For “Kingdom Keepers” fans, the wait is over.
Today is the nationwide release date for author Ridley Pearson’s latest installment in his popular “Kingdom Keepers” series and sequels, “The Return: Disney at Last.” The “Kingdom Keepers” books take place inside Walt Disney World and Disneyland and aboard Disney Cruise Line ships. This newest young adult adventure novel is the final book in The Return trilogy.
Pearson was at Walt Disney World this past weekend to launch his national book tour for “The Return: Disney at Last,” and he was kind enough to make time in his busy schedule to talk with me and my children, who are “Kingdom Keepers” fans. This is the first part of our interview about his new novel. On Thursday, I’ll have exciting details about Pearson’s next Disney-themed project.
So, tell us about “The Return: Disney at Last.” The boilerplate was shorter than in the past, so we don’t know as much about the story ahead of time.
It’s been a long road and this is the tenth book in the series — and the final book with the Kingdom Keepers in it. It was emotional for me in a lot of ways to wrap up the series, but it became clear as I was writing the second “The Return” that we were heading for a logical end to this whole thing.
The story is bifurcated. In other words, it’s got two lanes. We’re with one set of characters in the present time and one set of characters in 1955. And the set of characters in 1955 are trying to get back to the present time. The characters in present time are trying to stop a really horrible thing from happening. And those two worlds actually merge. They come together in a way. For me, it was an interesting writing process because I was really writing two stories at once.
You give some teasers on your website of things readers will find in “The Return: Disney at Last.” Could you tell us a little more about them?
Yes!

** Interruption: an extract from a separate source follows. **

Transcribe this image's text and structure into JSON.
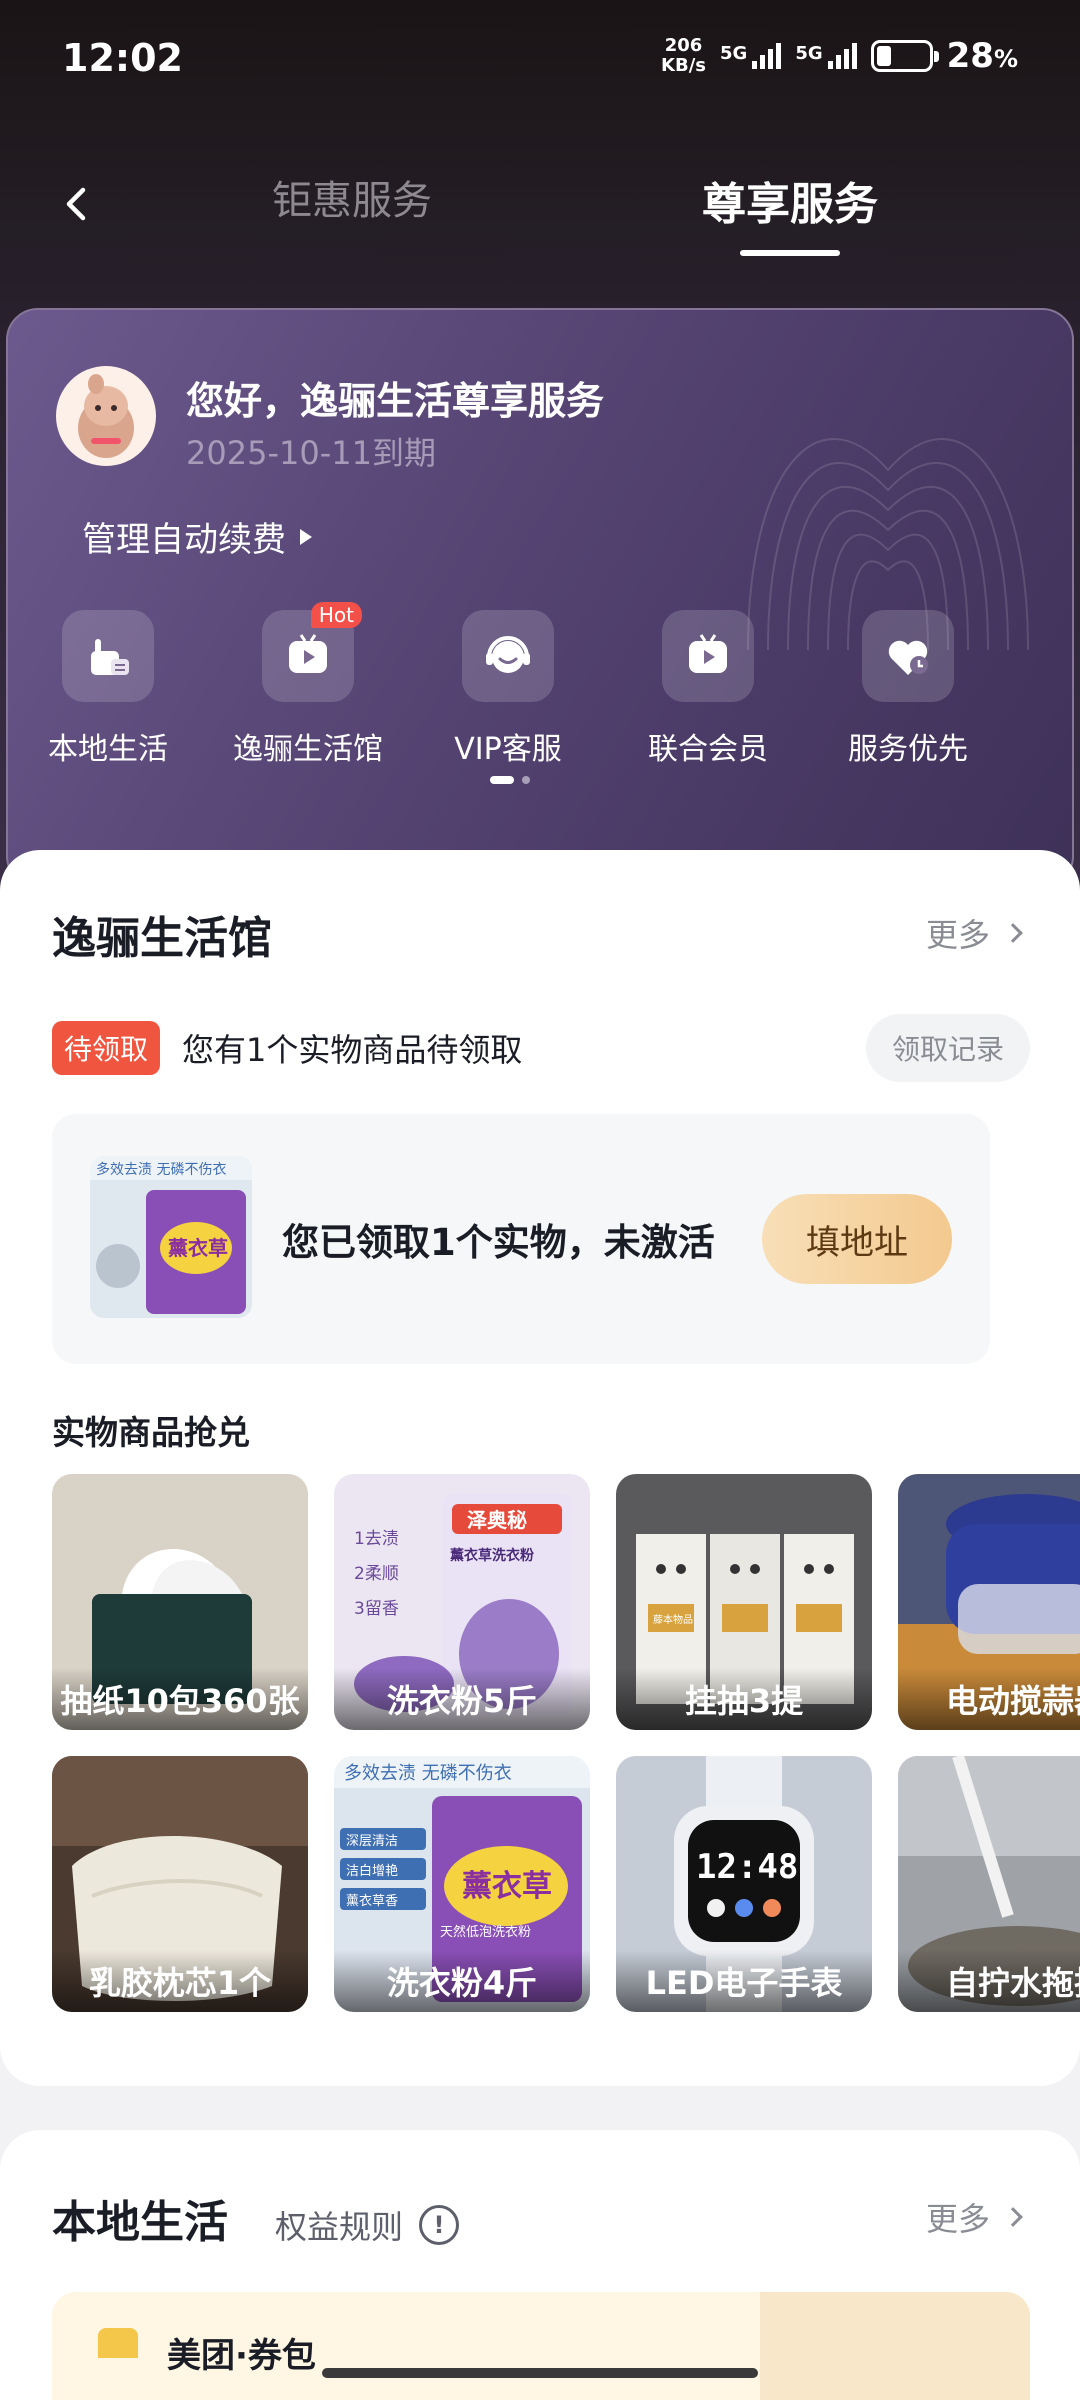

Let’s take them one at a time. Graveyards after dark: Early in the novel we go back to 1955 and realize there was a real sort of voodoo-y kind of witch doctor involved with somebody who had left Disney in a bad situation and was plotting revenge. The third book really delves into the creation of the Overtakers. Where did they come from and why did they come from there? And it all involves Barracks 14, which is in the books about Jess and Amanda and Mattie and others. It’s trying to bring all the worlds back together, and so the graveyards after dark get really creepy and eerie and they’re inspired in large part by Jonathan Stroud, who is just brilliant. He has a really terrific series [Lockwood & Co.] so I wanted to pay homage to his series. So I have my characters using some of his techniques and technologies — with his permission — because they realize these dug up graves are part of what’s going on to animate the Overtakers.
It’s a really fun story for me because in Tower of Terror before it was Tower of Terror, we’re finding out how somebody thought up and figured out how to make the Overtakers out of just animated characters. That’s a huge part of the concept.
The spider comes from the Barracks and the fact that there is a method to the madness of the Barracks. That’s probably all I should say. That’s the present-time story. So, there are two interweaving stories through the novel, all the way to the end, but I think from the beginning you start to see how they are playing out. It isn’t some big mystery, but you are starting to see the origins of everything and how we got to where we are.
At what point did you figure out this story was how you wanted the series to wrap up?
From the early days of the Barracks, I knew what was going on with them, but I wasn’t sure how I would tell the story. Once the idea for “The Return” came, which came from a reader, I knew that was a three-book series. From the day that I got the email with the idea of going back, I started figuring out what the arc of the three books would be. I don’t think I really knew until I was halfway through the third book that this was likely to end that series. And it came as something of a shock, but I realized that this was where it could end without feeling drawn out. I hope readers feel the way I do. I’m so excited about this book. I mean, I really am. I’m out of my mind about the book. I had so much fun writing it.
We’re always fascinated by the special, behind-the-scenes experiences you get to have in the parks. What types of things did you get to do while researching “Disney at Last”?
For this novel, I got an amazing tour of Disneyland, including California Adventure. I spent many, many hours inside Tower of Terror with just one other person around. It was amazing. I got all the way up into the Tower and out onto those balconies, overlooking everywhere. That world really came to life for me, and so a big part of the third book is Mattie, who is one of the Barracks 14 gals and a Fairlie, is basically stuck inside the Tower of Terror and trying to get out. A part of the book is in there and a part is going in to rescue her, and so that ride became really fun for me. That’s in present time and in the past in the same book they’re inside the hotel that this was all done at. So, the two worlds are kind of married.
What else would you like readers to know about “The Return: Disney at Last”?
“Disney at Last” will excite you maybe more than any “Kingdom Keepers” novel and scare you more than any “Kingdom Keepers” novel. And, I hope, satisfy you because for me it’s all about that. To me, at this point, we’re a Kingdom Keepers family, and I hope it comes to the place where, like me, the reader goes, “A-ha” and is ready for the next adventure.